Jika tidak selesai juga maka perlu mendorong pemerintah pusat dalam hal ini Menteri ATR/BPN dan Menteri Keuangan melakukan landreform perkotaan surabaya dengan dukungan politik presiden tentu bisa selesai.

Secara historis, kita tahu adapun hukum yang mengaturnya hanya berupa Perda, yakni:

  1. Perda nomor 1 tahun 1997 tentang Ijin Pemakaian Tanah.
  2. Perda nomor 23 tentang Retribusi Pemakaian Kekayaan Daerah.
  3. SK Walikota Surabaya nomor 1 tahun 1998 tentang Tata Cara Penyelesaian Ijin Pemakaian Tanah.
  4. SK Walikota Surabaya nomor 21 tahun 2002 tentang Pemutihan Ijin Pemakaian Tanah di kota Surabaya.
  5. SK Walikota Surabaya nomor 27 tahun 1995 tentang Tata Cara Mendapatkan HGB diatas HPL (Hak Pengelolaan Lahan) Pemerintah Daerah tingkat II Surabaya.

Untuk memperoleh hak penggunaan lahan, kita harus memiliki Izin Penggunaan Tanah (IPT).

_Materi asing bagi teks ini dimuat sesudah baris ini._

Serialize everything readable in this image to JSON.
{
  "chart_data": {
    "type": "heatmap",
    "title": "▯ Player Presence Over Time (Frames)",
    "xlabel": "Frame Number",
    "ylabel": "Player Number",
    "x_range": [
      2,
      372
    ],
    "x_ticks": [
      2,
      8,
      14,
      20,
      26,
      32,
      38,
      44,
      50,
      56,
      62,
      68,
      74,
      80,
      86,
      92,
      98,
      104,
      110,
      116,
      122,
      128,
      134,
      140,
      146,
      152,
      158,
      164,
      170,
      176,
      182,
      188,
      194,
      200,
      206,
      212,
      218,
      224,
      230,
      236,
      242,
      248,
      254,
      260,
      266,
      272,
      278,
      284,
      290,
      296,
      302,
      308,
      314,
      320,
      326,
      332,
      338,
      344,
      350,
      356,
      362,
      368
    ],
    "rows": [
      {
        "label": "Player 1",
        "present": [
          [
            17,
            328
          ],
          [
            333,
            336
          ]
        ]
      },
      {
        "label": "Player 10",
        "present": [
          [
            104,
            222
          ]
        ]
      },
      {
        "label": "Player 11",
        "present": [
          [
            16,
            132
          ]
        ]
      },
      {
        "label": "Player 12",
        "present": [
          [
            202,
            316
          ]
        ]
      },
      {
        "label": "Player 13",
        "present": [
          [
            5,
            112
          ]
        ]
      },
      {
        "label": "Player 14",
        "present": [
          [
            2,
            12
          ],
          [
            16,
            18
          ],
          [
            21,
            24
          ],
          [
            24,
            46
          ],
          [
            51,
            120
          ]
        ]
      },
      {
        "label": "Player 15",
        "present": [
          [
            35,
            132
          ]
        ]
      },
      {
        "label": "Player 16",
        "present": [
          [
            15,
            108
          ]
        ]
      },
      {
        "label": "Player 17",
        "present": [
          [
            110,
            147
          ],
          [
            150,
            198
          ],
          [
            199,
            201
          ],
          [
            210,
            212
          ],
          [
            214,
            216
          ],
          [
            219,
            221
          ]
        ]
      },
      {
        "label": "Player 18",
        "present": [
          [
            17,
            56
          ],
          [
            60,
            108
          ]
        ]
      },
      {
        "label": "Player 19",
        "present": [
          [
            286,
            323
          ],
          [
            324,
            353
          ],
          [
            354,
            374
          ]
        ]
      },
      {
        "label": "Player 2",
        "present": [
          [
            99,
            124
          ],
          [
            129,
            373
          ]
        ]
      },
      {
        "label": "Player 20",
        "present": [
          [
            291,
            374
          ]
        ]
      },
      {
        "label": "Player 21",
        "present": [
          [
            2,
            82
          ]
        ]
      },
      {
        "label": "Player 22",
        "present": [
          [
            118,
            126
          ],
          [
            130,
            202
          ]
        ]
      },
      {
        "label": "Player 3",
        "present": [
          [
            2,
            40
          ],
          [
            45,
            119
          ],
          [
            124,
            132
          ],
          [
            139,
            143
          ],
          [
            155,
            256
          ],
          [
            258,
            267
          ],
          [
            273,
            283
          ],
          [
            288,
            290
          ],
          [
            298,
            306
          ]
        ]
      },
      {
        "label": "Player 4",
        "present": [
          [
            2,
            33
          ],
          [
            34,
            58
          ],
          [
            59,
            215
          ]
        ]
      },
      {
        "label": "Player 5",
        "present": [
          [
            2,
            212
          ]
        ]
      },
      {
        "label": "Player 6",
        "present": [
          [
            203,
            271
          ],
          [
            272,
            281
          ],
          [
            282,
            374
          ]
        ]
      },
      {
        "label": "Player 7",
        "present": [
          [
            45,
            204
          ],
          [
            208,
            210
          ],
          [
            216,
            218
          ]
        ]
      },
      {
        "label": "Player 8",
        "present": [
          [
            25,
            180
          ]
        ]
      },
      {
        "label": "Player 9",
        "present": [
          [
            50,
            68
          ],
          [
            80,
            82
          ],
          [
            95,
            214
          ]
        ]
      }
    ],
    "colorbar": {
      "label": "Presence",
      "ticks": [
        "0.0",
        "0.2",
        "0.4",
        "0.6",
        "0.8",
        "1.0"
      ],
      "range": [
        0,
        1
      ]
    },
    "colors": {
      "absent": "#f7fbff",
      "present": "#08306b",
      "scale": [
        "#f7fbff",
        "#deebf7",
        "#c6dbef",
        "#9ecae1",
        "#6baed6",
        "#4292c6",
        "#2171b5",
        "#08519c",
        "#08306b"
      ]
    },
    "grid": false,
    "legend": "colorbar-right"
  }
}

Izin ini terbagi menjadi 3 jenis, yakni:

  1. IPT jangka panjang, berlaku selama 20 tahun
  2. IPT jangka menengah, berlaku selama 5 tahun
  3. IPK jangka pendek, berlaku selama 2 tahun

Akan tetapi sekali lagi kita tidak membahas hal tersebut yang dianggap penulis jauh bertentangan dengan UUPA.  Semoga momentum ulang tahun hari agraria ke 60 bisa mengetuk hati para pemimpin bangsa bersama-sama rakyat mendorong pemkot surabaya dan kantor pertanahan kota surabaya 1 dan 2 mampu memastikan hak rakyat guna sebesar-besar kemakmuran rakyat.  Jangan sampai slogan itu adalah janji omong kosong politisi, jika tidak sanggup merealisasikan biar orang lain yang memimpin kota surabaya dan dan Kantor Pertanahan Kota Surabaya 1 dan 2, silahkan presiden memperhatikan dan rakyat memilih pemimpin yang mampu untuk itu.